The schedule for President Barack Obama's first visit to Israel and the Palestinian territories next week has just been released and it is no surprise that the occupied Syrian Golan Heights is not on his travel agenda.
And yet Israel put it on the international agenda less than a month ago with its award of a licence to a US energy firm to explore for oil in the Golan Heights. Oil drilling by the New Jersey-based Genie Energy Ltd in the occupied Golan Heights could well result in a lawsuit claiming that Israel is engaged in an illegal act of pillage as defined in the Hague Convention. Perhaps Israel is now so used to living off the fat of other people's land - Palestinian and Syrian soil and water, among other resources - it has seemingly thrown caution to the wind.
The award puts the US on the spot. If the Obama administration tries to stop Genie from going ahead with the contract, it invites the wrath of myriad pro-Israel groups and their neocon allies, whose strength was most recently on display in the battle to confirm Chuck Hagel as Secretary of Defense.
And if the administration ignores the oil deal, it leaves US corporations exposed to potential lawsuits for profiteering from Israel's violations of human rights and international law.
An additional worry for the Obama administration is the cast of characters involved in Genie Energy. The company is headed by former Israeli minister of infrastructure Effie Eitam, who lives in one of the illegal settlements on the Golan Heights, and includes former vice president Dick Cheney as an adviser and Rupert Murdoch as a shareholder.
Of course, Israel thinks it can get away with it. It has violated international law with impunity since it prevented the Palestinian refugees' return, annexed East Jerusalem, and extended Israeli law to the Golan Heights, among other transgressions. Moreover, although Israel's settlement building in the territories is regularly condemned, international sanctions have yet to be imposed.
In fact, the US, the European Union and other donor nations effectively subsidise Israel's exploitation of Palestinian resources. Their aid to the Palestinian Authority enables Israel to get on with its colonisation at little or no cost to its budget, and to make a handsome profit from the Golan-based wine industry, beauty products from the Dead Sea, andother natural resources. This ignores the limitations on such exploitation of occupied territory clearly set out in the Annex to the Fourth Geneva Convention and widely recognised as applying to the territories occupied in 1967.

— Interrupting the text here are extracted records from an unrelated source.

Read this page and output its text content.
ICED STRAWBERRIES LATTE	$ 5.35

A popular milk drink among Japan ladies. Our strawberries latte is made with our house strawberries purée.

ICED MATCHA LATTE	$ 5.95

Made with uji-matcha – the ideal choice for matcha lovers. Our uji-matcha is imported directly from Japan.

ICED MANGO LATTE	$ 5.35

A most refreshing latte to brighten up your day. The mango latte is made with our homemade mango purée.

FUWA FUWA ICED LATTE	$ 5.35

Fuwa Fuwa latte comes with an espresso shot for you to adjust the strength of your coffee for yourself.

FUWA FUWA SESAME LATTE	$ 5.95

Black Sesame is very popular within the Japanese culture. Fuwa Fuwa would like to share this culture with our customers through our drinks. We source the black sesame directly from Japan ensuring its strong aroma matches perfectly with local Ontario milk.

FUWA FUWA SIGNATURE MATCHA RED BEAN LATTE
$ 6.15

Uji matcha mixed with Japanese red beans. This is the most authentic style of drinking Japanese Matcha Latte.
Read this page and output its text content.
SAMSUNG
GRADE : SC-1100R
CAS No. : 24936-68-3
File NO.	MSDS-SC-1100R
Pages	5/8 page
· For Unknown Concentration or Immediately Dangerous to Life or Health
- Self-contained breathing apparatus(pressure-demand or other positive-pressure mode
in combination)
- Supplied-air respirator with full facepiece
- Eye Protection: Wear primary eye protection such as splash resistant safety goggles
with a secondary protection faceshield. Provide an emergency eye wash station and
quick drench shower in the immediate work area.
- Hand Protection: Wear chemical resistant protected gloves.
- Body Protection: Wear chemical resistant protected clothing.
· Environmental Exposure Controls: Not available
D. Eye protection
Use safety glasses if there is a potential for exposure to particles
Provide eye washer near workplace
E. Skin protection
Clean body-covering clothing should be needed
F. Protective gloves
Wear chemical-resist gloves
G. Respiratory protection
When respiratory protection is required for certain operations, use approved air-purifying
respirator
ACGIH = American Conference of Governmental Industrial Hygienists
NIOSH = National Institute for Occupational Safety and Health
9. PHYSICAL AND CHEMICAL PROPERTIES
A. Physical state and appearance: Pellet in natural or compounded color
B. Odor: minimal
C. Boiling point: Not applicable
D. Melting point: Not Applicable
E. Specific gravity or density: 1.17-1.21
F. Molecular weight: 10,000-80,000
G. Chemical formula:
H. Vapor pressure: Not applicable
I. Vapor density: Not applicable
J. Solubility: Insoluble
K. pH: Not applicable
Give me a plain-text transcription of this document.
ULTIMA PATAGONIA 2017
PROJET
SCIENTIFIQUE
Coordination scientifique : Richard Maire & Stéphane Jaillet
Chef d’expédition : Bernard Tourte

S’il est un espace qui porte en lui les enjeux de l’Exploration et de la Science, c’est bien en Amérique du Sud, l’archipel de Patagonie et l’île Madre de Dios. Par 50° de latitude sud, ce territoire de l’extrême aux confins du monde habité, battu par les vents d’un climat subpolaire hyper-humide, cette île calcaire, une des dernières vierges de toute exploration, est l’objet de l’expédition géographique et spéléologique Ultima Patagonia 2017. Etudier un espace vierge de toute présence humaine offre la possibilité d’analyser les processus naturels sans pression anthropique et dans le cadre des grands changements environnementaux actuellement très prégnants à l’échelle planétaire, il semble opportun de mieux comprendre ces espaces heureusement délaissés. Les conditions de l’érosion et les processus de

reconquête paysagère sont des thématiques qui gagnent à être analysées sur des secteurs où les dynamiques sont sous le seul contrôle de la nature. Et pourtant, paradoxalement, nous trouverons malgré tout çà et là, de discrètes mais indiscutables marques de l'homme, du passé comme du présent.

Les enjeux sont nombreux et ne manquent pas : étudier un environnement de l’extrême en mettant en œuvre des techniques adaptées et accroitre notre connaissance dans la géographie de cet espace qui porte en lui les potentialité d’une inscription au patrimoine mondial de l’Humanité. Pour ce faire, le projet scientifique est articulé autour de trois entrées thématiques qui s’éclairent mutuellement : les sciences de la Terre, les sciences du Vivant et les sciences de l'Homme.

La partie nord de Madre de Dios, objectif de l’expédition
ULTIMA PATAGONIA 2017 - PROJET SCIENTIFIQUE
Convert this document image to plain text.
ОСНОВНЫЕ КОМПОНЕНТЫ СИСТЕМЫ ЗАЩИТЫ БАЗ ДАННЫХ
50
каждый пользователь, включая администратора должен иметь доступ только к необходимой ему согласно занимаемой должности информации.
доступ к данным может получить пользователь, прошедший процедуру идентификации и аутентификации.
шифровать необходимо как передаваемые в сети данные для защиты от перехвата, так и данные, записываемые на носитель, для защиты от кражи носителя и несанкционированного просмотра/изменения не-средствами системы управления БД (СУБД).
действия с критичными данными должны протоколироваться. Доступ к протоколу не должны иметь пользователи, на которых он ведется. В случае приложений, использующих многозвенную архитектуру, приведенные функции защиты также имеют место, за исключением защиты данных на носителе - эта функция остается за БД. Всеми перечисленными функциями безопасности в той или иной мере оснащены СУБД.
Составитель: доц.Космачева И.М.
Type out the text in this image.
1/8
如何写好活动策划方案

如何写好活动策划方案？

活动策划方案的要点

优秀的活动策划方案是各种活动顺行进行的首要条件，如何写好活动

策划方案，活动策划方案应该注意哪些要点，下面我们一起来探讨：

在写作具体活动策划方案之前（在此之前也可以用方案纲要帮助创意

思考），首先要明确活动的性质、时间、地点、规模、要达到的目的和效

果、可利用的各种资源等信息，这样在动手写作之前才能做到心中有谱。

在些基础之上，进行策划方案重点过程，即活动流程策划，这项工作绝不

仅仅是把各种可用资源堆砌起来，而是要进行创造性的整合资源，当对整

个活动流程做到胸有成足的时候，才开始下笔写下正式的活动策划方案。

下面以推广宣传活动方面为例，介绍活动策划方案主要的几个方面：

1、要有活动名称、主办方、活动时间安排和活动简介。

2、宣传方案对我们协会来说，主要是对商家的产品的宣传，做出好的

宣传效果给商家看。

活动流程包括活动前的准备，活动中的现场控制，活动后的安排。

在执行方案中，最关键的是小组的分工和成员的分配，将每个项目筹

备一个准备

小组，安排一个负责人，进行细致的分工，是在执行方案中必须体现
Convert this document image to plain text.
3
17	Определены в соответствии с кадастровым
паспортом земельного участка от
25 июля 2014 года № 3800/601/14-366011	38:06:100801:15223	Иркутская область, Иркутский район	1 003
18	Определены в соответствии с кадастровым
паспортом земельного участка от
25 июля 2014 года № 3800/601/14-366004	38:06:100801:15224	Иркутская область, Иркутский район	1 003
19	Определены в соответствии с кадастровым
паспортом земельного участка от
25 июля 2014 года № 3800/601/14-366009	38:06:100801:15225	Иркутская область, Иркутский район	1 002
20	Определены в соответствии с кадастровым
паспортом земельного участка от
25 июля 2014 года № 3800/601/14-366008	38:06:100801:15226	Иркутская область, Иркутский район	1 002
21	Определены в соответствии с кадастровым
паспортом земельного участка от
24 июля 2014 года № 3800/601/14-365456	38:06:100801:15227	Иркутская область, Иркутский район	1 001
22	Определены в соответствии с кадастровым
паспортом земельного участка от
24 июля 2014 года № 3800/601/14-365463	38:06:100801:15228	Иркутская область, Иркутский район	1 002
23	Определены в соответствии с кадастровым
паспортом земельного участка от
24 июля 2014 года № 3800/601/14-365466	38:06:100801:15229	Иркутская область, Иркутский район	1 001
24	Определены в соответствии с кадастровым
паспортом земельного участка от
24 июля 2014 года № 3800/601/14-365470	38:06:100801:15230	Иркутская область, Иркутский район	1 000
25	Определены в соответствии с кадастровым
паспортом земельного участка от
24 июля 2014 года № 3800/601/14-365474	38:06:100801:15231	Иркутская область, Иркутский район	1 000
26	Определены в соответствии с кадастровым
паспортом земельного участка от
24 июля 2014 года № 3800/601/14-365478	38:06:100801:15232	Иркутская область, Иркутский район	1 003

A further irony is that Israel makes donor aid necessary by blocking sovereign Palestinian development of their own resources, especially water, but also others such as the potentially lucrative gas field off the Gaza Strip.
Furthermore, even as it plans to illegally drill for oil in the occupied Golan Heights, Israel appears to have its eye on the occupied West Bank's oil, as revealed by classified Foreign Office correspondence obtained through the United Kingdom's Freedom of Information Act. As one staffer in Jerusalem wrote, it was "hard enough" to justify to British taxpayers "spending 100 million pounds a year on an economy that would be self-sufficient if able to exploit its own natural resources. Harder still if those resources included oil".
However, the tide is turning though perhaps too slowly for Israel to notice. EU member states are increasingly nervous about their implication in international law violations. For example, some EU states have been labelling settlement goods as coming from occupied territory. Most recently, EU consuls general in East Jerusalem and Ramallah issued an unprecedented report recommending sanctions on bodies involved in construction in Israeli settlements and much stricter application of the EU-Israel free trade agreement.
These recommendations have yet to be translated into policy, but the EU consuls' report has pushed the "S" in BDS - the Palestinian-led campaign of boycott, divestment and sanctions against Israel's violations of international law - further into the mainstream.
Israel's drilling award is certainly a gift to the global BDS movement, which has scored many successes against companies doing business in the Palestinian territories. So far, campaigns on the Golan Heights have largely focused on Eden Springs water and Golan wines with good results. A US company breaking international law in the Golan Heights would be an obvious target.
The oil contract will also spotlight the racism of a growing number of Israelis toward Palestinians. Genie Energy's Eitam provides particularly rich fodder. In a 2006 interview, he called for most Palestinians to be expelled from the occupied territories and for Palestinian citizens of Israel to be removed "from the political system".
Israel may be betting that the international community's preoccupation with Syria will not extend to the Syrian Golan Heights and that it will get away with it again. But it would do well to remember that even slow grinding wheels can produce justice.